Sorry, but I think you are the one who has been unreasonable here. Just make the best of it now, change the accommodation if you still can, and next time say no.

leomama81 · 03/05/2019 20:14

Oh now I get the contribution to your mum issue - a separate room for her?? That really is CF territory, sorry. I'm not surprised she retracted when she realized that was happening - putting that on her poor dad, when he's presumably paying for a lot of the wedding??

A lot of bridesmaids pay their own dresses OP, including when there is a colour scheme (ie always), count yourself lucky and please don't go round giving off the bridezilla vibe and just let her enjoy her day.

WhenISnappedAndFarted · 03/05/2019 20:17

I understand why she didn't give you the money, there was no need to book two rooms.

Sorry OP, I agree with the others - the bride really doesn't sound that bad. A lot of things you're moaning about are entirely down to you.

Snappedandfarted2019 · 03/05/2019 20:37

You sound awful shebhasnt done anything wrong

crosstalk · 03/05/2019 21:09

OP I hope you have a good day the trains actually work! Always a nightmare on BH weekends.

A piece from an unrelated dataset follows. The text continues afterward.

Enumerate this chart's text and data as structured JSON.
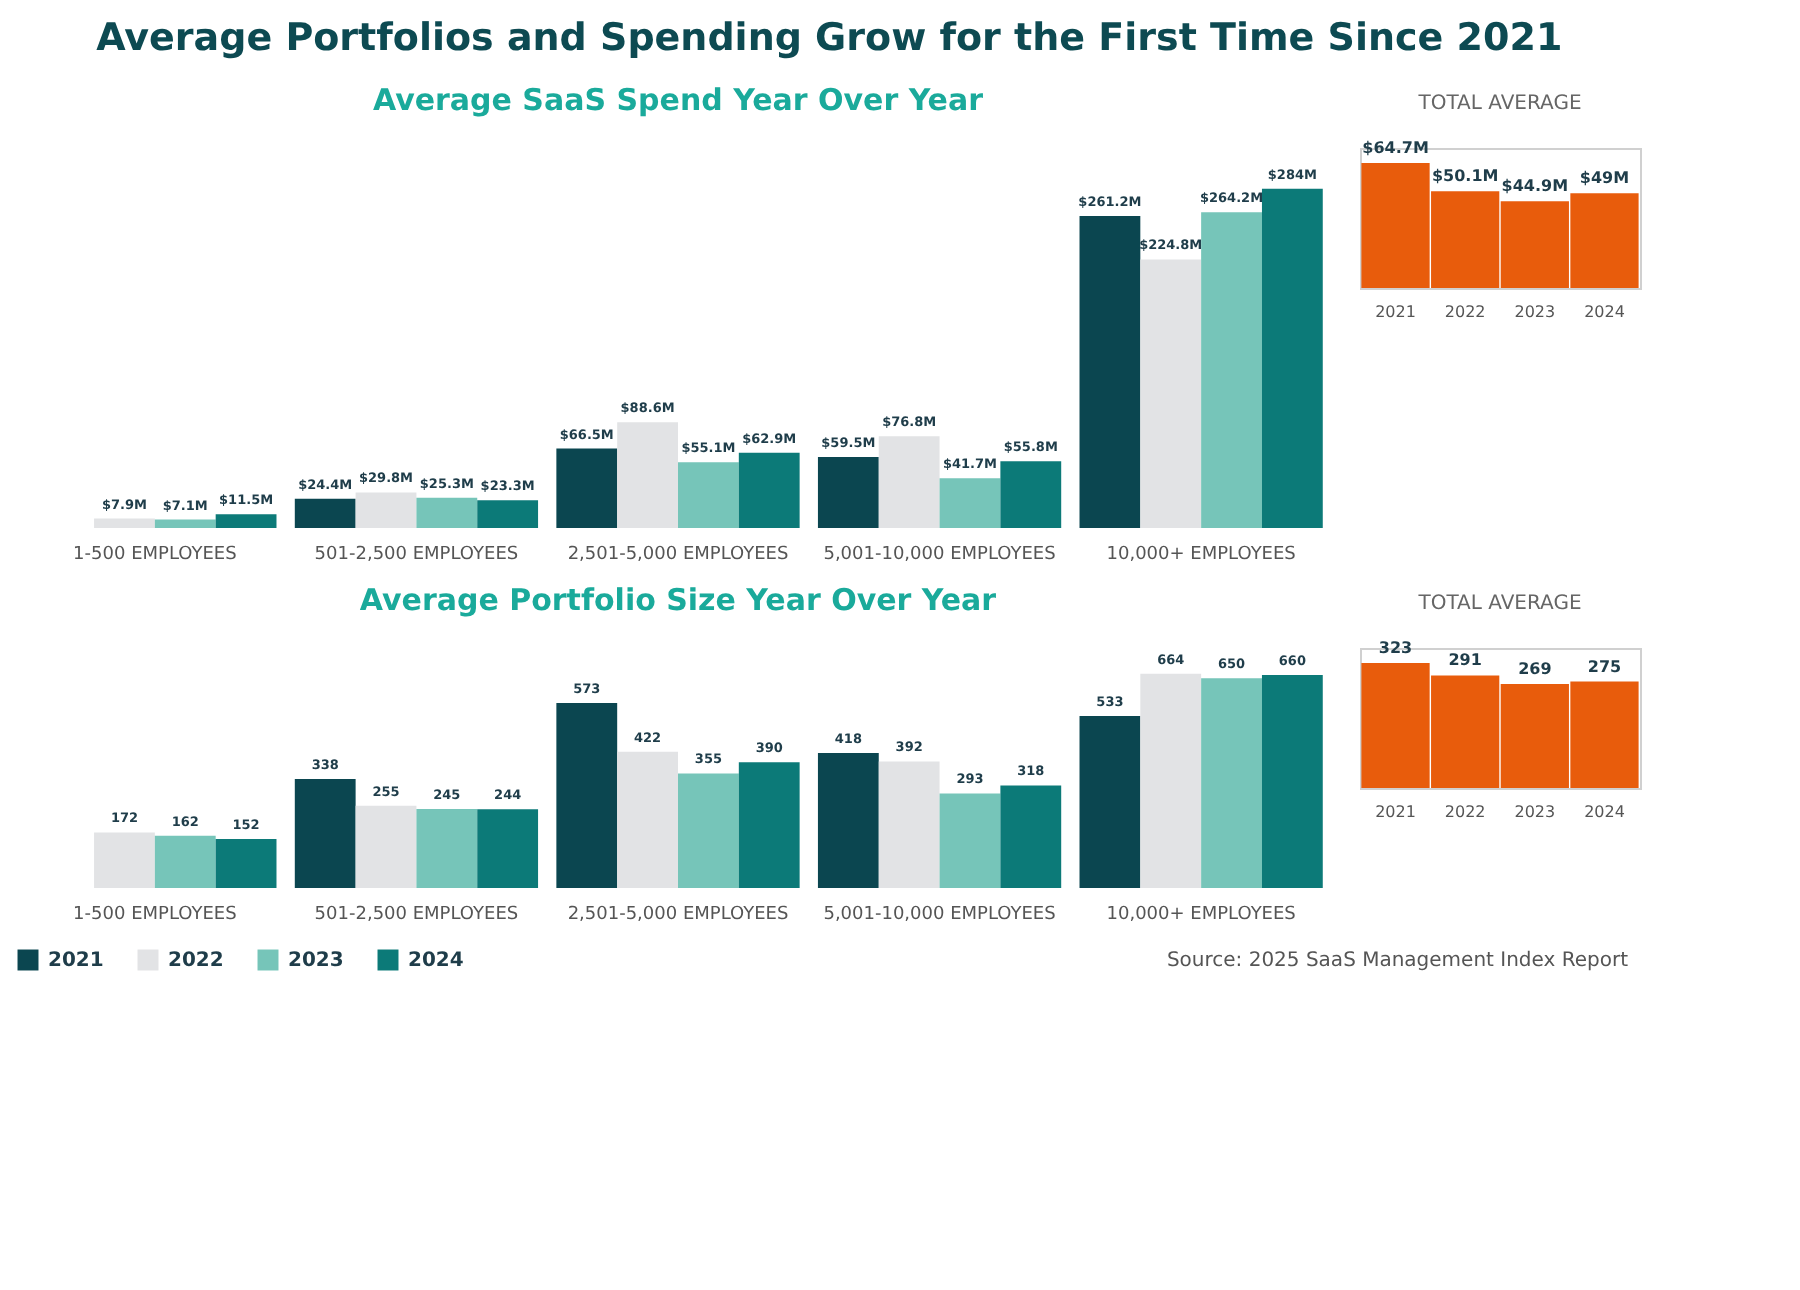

However your bride-friend may not have thought that you might be co-sleeping and breast feeding at 14 months, so she might have thought it would be easier for you to leave your son with his GM. If she doesn't have young DC or has brought them up differently she may not have understood or why you needed 2 rooms, train tickets etc.

ShesABelter · 03/05/2019 21:13

Why exactly could you not of just had one room when your mum would of been with your son very early till late at night?

londonrach · 03/05/2019 21:18

Kinda thinking you the cf here op sorry.

IvanaPee · 03/05/2019 21:23

You wanted her dad’s money to pay for a separate room for your mum.

You chose to buy a bolero when you were told a scarf/shawl would do.

For some reason you assumed your baby would be invited even though you were bridesmaid and wouldn’t be able to take care of him for at least the service.

You bought, off your own back, expensive make-up.

Yeah, the bride isn’t the unreasonable one.

Drum2018 · 03/05/2019 21:30

So you are now going alone just for the day? It's a pity that plan didn't occur to you before today. It would have saved a lot of hassle.

Starlight456 · 03/05/2019 21:31

I love a good bridezilla thread . Sadly this is not one

AnneLovesGilbert · 03/05/2019 22:30

Are you happy for your friend that she’s getting married? Did you think it was touching and kind she asked you to in her wedding party? Do you like her as you asked her to be godmother?

I’m with the majority that you’ve made some odd choices here, massively overspending on things you could have got for about £20 and this business about two rooms.

What’s coming across is some resentment and that you don’t really think much of her and that she’s putting you out. I doubt she thought asking you to be a bridesmaid, paying for your hair and dress, offering to contribute to your room (just YOUR room) was in any way rude, because it’s not. She was also probably disappointed you ducked out of the hen as bridesmaids usually organise or at least attend those.